Marianne has a nightmare, and Johan comforts her. The cycle has come around again. Marianne is again the helpless one and Johan the calm, the comfort, the support. She questions him: Are we living in utter confusion? Is it too late? Have we missed something important? His answer is yes, but don't think about it. When she says that she has never loved or been loved, like the woman who came seeking a divorce, Johan contradicts her:

“I think I love you in my imperfect and rather selfish way. And at times I think you love me in your stormy emotional way. In fact, I think that you and I love one another—in an earthly and imperfect way.”

This recalls a certain strain of 19th century Romantic thought: Swinburne saying “I have been true to thee, Cynara, in my fashion.”

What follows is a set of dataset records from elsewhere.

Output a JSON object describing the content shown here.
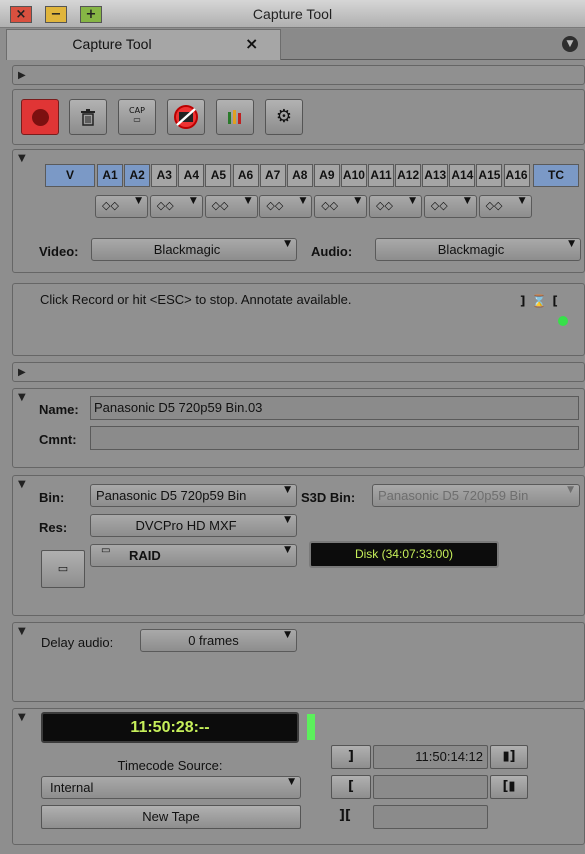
{
  "window": {
    "title": "Capture Tool",
    "close_glyph": "×",
    "min_glyph": "−",
    "max_glyph": "+"
  },
  "tab": {
    "title": "Capture Tool",
    "close_glyph": "×",
    "menu_glyph": "▼"
  },
  "toolbar": {
    "buttons": [
      {
        "name": "record-button",
        "icon": "record-icon"
      },
      {
        "name": "trash-button",
        "icon": "trash-icon"
      },
      {
        "name": "capture-mode-button",
        "icon": "cap-icon",
        "label": "CAP"
      },
      {
        "name": "no-capture-button",
        "icon": "prohibited-icon"
      },
      {
        "name": "audio-meter-button",
        "icon": "audio-meter-icon"
      },
      {
        "name": "settings-button",
        "icon": "gear-icon"
      }
    ]
  },
  "tracks": {
    "video": "V",
    "audio": [
      "A1",
      "A2",
      "A3",
      "A4",
      "A5",
      "A6",
      "A7",
      "A8",
      "A9",
      "A10",
      "A11",
      "A12",
      "A13",
      "A14",
      "A15",
      "A16"
    ],
    "active_audio": [
      "A1",
      "A2"
    ],
    "timecode": "TC",
    "channel_selectors": [
      "◇◇",
      "◇◇",
      "◇◇",
      "◇◇",
      "◇◇",
      "◇◇",
      "◇◇",
      "◇◇"
    ],
    "video_label": "Video:",
    "video_source": "Blackmagic",
    "audio_label": "Audio:",
    "audio_source": "Blackmagic"
  },
  "message": {
    "text": "Click Record or hit <ESC> to stop. Annotate available.",
    "status_color": "#37e04a"
  },
  "clip": {
    "name_label": "Name:",
    "name_value": "Panasonic D5 720p59 Bin.03",
    "comment_label": "Cmnt:",
    "comment_value": ""
  },
  "target": {
    "bin_label": "Bin:",
    "bin_value": "Panasonic D5 720p59 Bin",
    "s3d_label": "S3D Bin:",
    "s3d_value": "Panasonic D5 720p59 Bin",
    "res_label": "Res:",
    "res_value": "DVCPro HD  MXF",
    "drive_value": "RAID",
    "disk_readout": "Disk (34:07:33:00)"
  },
  "delay": {
    "label": "Delay audio:",
    "value": "0 frames"
  },
  "timecode": {
    "display": "11:50:28:--",
    "source_label": "Timecode Source:",
    "source_value": "Internal",
    "new_tape_label": "New Tape",
    "mark_in_value": "11:50:14:12",
    "mark_out_value": "",
    "duration_value": ""
  },
  "colors": {
    "record": "#e03535",
    "track_active": "#7b99c6",
    "lcd_text": "#c6ef5a",
    "meter_green": "#5cf05c"
  }
}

When this scene came on, a woman behind me whispered, “Oh boy. This is the best part.” Well, it wasn't. It was the part that reverted to a sad romanticism: Let us, cling to each other, darling, in a big bad crazy world, and even though our love is imperfect, it’s the best thing around. It’s as if the bulk of the film wrestled with a situation, probed it, poked it around, and then, exhausted, gave up and slipped into a little easy hopelessness and brave despair. It’s a cheap ending.

The questions the film raises for me are questions about the possibility of two people, children of their mothers, living together in any kind of communication and warmth for a long period of time. And then there is the love question: What is it? What is it for? Where does it come from? The older woman speaks of her senses failing, apparently at least partly as a result of living without love. Everyone seems sad or terrified at the thought of living without love. Johan must reassure Marianne that they do indeed love each other. Perhaps a more sophisticated and realistic response could have been from the country song, “It Ain't Love, But It Ain't Bad.” Just as the concept of love generally works to the advantage of an oppressor, rather than that of the person being oppressed, the film uses it for a modified statement about the status quo, i.e., the inevitability of the couple.

It is almost as if the message to men is to be patient, to weather these little storms of independence that women insist on having: they will revert to their old helpless selves eventually, if in a new form. And to women, the word is that you learn a little something from all this pain, from all this self-exploration, but nothing will help you to make any basic changes, just enough to tell you that you were fairly well off in the first place.  

It is true that when two lives touch deeply, as in a marriage, there are lasting alterations in the two lives, and that an emotional residue for that person remains. But Bergman seems to be saying either that that residue necessarily brings those lives back together or, if the last scene is perceived as being a cold one, that later attempts to build that residue back into something real and growing are futile. Neither option allows for much change, much real learning.

Mothers, sex, love, marriage—by the end of the film they all seem inextricably entangled, and it all looks a bit disappointing and hopeless. Is this really all we have to look forward to? Bergman seems to think so, and that’s too bad. We could use someone with his strength, skill, and courage to help point the way to other directions, as Marianne says, “to break out of the family collective.”